Sunday, May 12, 2019
So, ... I ran across a tweet from Tanzina Vega which read, "If you're in your 40s and more tired than ever before because you are juggling life, money, aging parents, aging yourself, not wanting to play games anymore, etc., raise your hand. How are you coping?" It became a pretty extensive thread for Vega, host of The Takeaway on New York City public radio, and I've been pondering the answers of my generation as I consider the challenges and opportunities of middle age. And, I was amused and intrigued and even gratified by the responses and consideration of my answer, which read:
At the age of 49 with “all of the above,” I’m trying to live deliberately & have more art in my life on a daily basis. Trying to write daily, meditate regularly, & choose my battles. Valuing sleep & quiet time, cutting back on carbs & sugar, & seeking a kinder, gentler self.
Vega's question and her subsequent thoughts on how research indicates "happiness" drops in our forties as demands on our time peak were the impetus for some sincere reflection, philosophizing, and perhaps griping from members of Generation X, and they actually became a positive use of social media to ponder and "connect." As I creep up on the half-century mark, I don't feel my sense of happiness or contentment has dropped, and, in fact, I've been thinking about a favorite line from John Denver's song Poems, Prayers, & Promises where he opines, "It turns me on to think of growing old."
Truly, I find myself wondering why I am so tired these days, though as a school administrator and parent to two teenagers, I can say that demands on my time are high ... and it's been a pretty tough year to work with teens. But I also try to remind myself almost daily just how wonderful the people in my life are, especially the young people, and how amidst the messiness of daily life are continuous moments of beauty and goodness. I think the daily meditation I've been trying to practice has been pretty integral to that insight, as I quiet my mind and step back objectively from the drama queen that I can so often be. It's true, I realize, that no matter how I'm feeling, "in time, this too shall pass." The Serenity Prayer of my Catholic youth is also as true now as it's ever been.

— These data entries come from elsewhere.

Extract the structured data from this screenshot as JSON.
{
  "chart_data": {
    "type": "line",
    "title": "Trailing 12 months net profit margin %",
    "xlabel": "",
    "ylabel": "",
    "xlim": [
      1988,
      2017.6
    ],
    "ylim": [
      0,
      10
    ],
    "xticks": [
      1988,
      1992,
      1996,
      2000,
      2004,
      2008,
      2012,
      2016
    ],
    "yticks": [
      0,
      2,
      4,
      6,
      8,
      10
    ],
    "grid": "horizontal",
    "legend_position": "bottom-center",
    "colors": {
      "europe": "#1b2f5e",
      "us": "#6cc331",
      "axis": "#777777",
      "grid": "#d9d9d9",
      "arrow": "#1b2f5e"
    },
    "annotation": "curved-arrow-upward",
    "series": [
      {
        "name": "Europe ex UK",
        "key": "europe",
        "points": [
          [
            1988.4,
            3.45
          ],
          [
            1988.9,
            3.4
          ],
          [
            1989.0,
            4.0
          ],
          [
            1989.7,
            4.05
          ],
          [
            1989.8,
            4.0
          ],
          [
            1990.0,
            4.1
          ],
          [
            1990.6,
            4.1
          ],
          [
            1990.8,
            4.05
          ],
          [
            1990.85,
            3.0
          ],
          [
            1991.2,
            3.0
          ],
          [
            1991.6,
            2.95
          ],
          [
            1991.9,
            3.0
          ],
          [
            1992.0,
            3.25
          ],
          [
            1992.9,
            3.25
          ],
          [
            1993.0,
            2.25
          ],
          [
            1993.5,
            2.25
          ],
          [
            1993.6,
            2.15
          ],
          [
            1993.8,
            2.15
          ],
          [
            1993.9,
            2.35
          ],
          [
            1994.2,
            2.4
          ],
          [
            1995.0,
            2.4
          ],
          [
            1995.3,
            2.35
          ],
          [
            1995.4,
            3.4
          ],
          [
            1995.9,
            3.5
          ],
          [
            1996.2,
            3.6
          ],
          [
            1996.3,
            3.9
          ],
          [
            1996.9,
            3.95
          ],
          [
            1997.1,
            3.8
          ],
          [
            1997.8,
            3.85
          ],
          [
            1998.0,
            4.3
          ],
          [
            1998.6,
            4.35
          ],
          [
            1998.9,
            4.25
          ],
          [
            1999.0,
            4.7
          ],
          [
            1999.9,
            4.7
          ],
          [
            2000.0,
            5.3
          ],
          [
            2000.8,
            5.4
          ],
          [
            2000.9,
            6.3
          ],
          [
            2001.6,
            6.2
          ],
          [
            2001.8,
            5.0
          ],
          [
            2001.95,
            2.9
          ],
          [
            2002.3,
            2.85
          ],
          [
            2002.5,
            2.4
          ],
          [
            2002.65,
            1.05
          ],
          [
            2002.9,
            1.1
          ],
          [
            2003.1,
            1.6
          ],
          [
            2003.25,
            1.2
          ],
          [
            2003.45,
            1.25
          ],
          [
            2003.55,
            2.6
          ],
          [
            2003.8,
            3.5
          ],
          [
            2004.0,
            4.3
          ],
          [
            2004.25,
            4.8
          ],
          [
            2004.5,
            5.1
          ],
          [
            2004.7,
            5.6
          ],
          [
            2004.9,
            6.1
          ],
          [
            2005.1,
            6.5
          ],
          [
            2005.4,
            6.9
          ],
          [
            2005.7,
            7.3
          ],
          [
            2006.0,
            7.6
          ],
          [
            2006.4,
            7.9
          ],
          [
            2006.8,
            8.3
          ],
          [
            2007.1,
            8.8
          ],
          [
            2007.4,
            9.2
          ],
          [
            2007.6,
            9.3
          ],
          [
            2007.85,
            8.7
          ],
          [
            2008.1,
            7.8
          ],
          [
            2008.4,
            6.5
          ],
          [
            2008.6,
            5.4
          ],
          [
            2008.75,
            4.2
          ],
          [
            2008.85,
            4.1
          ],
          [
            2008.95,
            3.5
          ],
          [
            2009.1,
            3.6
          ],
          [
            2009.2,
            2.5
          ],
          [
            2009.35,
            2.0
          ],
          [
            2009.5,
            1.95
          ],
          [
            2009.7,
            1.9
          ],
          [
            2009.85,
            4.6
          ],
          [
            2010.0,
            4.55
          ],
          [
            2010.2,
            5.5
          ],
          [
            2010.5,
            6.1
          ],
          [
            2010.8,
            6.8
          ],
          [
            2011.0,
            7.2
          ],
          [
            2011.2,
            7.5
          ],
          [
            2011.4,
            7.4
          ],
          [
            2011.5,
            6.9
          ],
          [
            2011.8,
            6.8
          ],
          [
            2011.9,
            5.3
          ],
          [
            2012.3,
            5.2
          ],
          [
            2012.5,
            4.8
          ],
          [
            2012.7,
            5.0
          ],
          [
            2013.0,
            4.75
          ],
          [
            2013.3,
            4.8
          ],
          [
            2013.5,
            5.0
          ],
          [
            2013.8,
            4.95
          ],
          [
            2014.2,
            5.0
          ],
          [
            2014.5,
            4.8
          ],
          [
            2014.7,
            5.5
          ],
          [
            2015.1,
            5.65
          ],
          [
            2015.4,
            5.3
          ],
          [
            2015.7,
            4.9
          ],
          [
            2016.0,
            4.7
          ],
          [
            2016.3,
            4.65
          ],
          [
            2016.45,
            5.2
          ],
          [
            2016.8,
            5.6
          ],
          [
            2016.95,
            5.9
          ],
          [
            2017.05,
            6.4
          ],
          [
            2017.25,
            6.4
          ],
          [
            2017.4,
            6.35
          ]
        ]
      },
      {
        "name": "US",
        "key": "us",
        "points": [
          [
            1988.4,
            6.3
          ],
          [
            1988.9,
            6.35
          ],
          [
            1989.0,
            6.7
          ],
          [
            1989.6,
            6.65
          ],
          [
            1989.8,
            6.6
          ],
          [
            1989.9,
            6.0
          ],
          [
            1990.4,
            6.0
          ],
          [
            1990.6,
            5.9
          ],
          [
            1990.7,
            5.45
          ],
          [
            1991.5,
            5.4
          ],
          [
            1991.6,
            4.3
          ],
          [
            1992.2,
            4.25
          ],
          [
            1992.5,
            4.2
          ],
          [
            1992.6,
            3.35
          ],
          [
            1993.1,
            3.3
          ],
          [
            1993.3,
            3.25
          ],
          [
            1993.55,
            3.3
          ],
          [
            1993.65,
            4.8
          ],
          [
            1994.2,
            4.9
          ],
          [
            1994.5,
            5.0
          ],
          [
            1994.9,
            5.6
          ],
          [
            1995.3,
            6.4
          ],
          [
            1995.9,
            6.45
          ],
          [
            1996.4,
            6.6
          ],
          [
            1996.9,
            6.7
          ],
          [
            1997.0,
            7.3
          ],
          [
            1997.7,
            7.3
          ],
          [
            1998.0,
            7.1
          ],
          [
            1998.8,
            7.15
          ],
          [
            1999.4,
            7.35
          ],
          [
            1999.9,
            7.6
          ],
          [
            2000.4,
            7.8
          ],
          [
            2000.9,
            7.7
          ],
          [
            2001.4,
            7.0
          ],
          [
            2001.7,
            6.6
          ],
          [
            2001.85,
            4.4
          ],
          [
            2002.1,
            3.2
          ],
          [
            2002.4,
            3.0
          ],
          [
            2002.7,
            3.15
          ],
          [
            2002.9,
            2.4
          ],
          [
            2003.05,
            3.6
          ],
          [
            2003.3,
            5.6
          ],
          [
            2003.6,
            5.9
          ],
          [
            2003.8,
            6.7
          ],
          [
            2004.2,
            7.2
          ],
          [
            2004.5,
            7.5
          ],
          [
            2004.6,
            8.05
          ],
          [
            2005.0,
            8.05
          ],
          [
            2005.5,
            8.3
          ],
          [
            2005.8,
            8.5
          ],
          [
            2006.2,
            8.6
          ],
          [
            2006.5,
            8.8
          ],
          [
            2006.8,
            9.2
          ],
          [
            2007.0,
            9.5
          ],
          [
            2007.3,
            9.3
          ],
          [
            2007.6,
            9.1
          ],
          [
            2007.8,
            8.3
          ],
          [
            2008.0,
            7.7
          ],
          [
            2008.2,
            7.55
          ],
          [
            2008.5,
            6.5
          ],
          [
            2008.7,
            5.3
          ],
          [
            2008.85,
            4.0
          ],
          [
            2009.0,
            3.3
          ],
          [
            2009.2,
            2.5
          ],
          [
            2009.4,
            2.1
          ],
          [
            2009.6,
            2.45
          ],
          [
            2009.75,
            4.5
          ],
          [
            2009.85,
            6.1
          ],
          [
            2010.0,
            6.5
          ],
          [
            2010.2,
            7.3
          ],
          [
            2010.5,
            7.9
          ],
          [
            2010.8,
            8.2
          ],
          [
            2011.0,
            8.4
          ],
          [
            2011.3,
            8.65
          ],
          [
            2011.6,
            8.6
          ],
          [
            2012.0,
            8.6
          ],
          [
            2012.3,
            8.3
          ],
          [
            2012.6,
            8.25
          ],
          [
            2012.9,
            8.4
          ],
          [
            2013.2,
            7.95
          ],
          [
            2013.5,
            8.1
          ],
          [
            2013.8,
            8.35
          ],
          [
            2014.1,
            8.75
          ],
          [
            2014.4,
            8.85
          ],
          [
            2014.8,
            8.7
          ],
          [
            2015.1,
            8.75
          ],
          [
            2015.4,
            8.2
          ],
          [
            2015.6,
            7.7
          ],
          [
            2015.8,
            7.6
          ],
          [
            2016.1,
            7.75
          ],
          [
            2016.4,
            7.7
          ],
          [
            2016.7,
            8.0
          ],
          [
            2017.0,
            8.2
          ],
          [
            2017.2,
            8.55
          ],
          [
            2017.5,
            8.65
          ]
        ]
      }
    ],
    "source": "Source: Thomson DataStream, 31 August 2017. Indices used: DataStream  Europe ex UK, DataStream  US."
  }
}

There is much we can do to handle our lives as we embrace the new definitions of normal. Certainly our physical as well as our social-emotional health should be a priority. As we take care of our aging parents and are continually dumbfounded by the rising costs of health care, as well as living in general, I think we have to make health and wellness central to our lives. That said, I worry about my generation's "habits," so to speak, and I'd love for moderation and simplicity to guide more of our recreation and relaxation. For our children, I know that the one thing we should do is simply to love them. Start with love in every interaction and decision. It's a complicated world they are inheriting, and it will be better for all of us if they enter it having known that they are loved.
I don't think it has to be so hard. But it does have to be life .... and life is a complex system that is never an all-or-nothin' proposition. It is a process and a cycle and a gift. And, thus, taking a line from a meditation practice, I am regularly reminding myself to "Simply begin again."